Based on these statistics, many believed that Microsoft’s latest operating system would beat Windows 7 in November or December of 2017.
That’s not the situation now, though. According to StatCounter’s latest stats, Windows 10 has grown by 1.09 percentage points to 42.78 per cent.
At the end of 2017, this statistic stood at 41.69 per cent, so the Microsoft can finally say that its newest operating system is its most popular.
Windows 10 only beat out Windows 7 by a tiny margin. Between December and January, the latter only decreasing by 0.3 percentage points to 41.86 per cent.
Windows 10 was launched in July 2015 with a one-year free offer for users of Windows Vista and Windows 7, but the majority of consumer users declined to take-up the offer. Most businesses have stuck with Windows 7 until they are ready to upgrade.

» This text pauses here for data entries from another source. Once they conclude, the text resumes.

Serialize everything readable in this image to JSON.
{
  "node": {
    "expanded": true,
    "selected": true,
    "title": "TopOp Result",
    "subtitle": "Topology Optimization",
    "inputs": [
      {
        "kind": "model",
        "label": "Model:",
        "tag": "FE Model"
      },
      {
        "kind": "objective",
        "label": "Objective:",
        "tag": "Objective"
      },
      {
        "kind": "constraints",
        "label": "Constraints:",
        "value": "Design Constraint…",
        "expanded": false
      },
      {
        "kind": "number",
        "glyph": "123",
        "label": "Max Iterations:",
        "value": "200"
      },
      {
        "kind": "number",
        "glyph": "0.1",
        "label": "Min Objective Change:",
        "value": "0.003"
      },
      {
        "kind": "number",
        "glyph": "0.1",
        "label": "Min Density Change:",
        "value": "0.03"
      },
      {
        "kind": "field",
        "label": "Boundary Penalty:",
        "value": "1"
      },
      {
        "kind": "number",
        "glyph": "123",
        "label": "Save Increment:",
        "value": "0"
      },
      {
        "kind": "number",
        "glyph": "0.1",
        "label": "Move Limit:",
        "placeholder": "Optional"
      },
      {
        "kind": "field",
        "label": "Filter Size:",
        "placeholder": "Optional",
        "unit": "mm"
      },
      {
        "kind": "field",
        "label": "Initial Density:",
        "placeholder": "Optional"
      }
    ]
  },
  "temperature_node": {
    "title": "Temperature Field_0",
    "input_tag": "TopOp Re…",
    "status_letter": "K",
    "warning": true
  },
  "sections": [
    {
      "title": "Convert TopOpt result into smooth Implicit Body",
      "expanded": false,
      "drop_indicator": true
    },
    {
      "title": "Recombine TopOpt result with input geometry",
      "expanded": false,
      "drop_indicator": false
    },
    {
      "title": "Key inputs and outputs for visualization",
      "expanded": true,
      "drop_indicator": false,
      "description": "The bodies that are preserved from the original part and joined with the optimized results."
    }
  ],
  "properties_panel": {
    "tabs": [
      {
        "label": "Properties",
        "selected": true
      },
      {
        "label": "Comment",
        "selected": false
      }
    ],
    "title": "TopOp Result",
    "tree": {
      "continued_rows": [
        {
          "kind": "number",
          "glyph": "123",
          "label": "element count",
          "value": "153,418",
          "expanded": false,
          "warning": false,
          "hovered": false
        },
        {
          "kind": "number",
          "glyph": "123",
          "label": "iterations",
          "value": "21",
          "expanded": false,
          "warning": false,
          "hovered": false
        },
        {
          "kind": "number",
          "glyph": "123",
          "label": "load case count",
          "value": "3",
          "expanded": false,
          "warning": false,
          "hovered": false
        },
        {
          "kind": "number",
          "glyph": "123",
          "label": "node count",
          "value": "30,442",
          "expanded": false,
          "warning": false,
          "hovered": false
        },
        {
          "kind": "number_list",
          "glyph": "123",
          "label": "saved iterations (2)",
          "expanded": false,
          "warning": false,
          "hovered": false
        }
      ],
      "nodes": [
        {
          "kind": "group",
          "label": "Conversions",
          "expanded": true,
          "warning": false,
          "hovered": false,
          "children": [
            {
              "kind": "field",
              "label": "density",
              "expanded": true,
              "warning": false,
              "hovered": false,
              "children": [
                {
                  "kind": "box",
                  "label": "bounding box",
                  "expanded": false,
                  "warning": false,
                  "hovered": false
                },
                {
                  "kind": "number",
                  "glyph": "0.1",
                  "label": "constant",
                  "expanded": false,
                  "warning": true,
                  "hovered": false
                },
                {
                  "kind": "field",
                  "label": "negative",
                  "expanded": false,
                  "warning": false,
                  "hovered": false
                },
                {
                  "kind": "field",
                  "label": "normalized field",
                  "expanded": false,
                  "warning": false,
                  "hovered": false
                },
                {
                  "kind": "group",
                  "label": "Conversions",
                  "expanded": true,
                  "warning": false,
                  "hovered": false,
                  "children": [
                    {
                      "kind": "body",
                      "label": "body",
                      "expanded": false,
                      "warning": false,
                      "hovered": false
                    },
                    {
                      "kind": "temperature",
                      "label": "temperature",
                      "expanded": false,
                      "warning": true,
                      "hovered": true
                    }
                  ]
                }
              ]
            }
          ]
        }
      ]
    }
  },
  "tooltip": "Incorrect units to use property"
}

In terms of Microsoft’s other desktop systems, Windows 8.1 comes in at 8.7 per cent. Meanwhile, Windows XP still somehow has a 3.36 per cent market share, according to StatCounter.
This news comes as Microsoft ended mainstream support for Windows 8.1 on 9 January, which means it won’t be implementing new features for the operating sysem, although security patches will still be rolled out to end users under what Microsoft calls “extended support”. This will last for another five years.
The cessation of mainstream support for Windows 8.1 comes after Microsoft withdrew mainstream support for Windows 7 in January 2017. Meanwhile, Microsoft cut extended support for the unloved Windows Vista operating system completely last year.
Despite this the cessation of support, Windows 7 has remained one of the world’s most widely used operating systems, boasting a market share of more than 40 per cent worldwide. Many users see no usability or functionality reason to upgrade.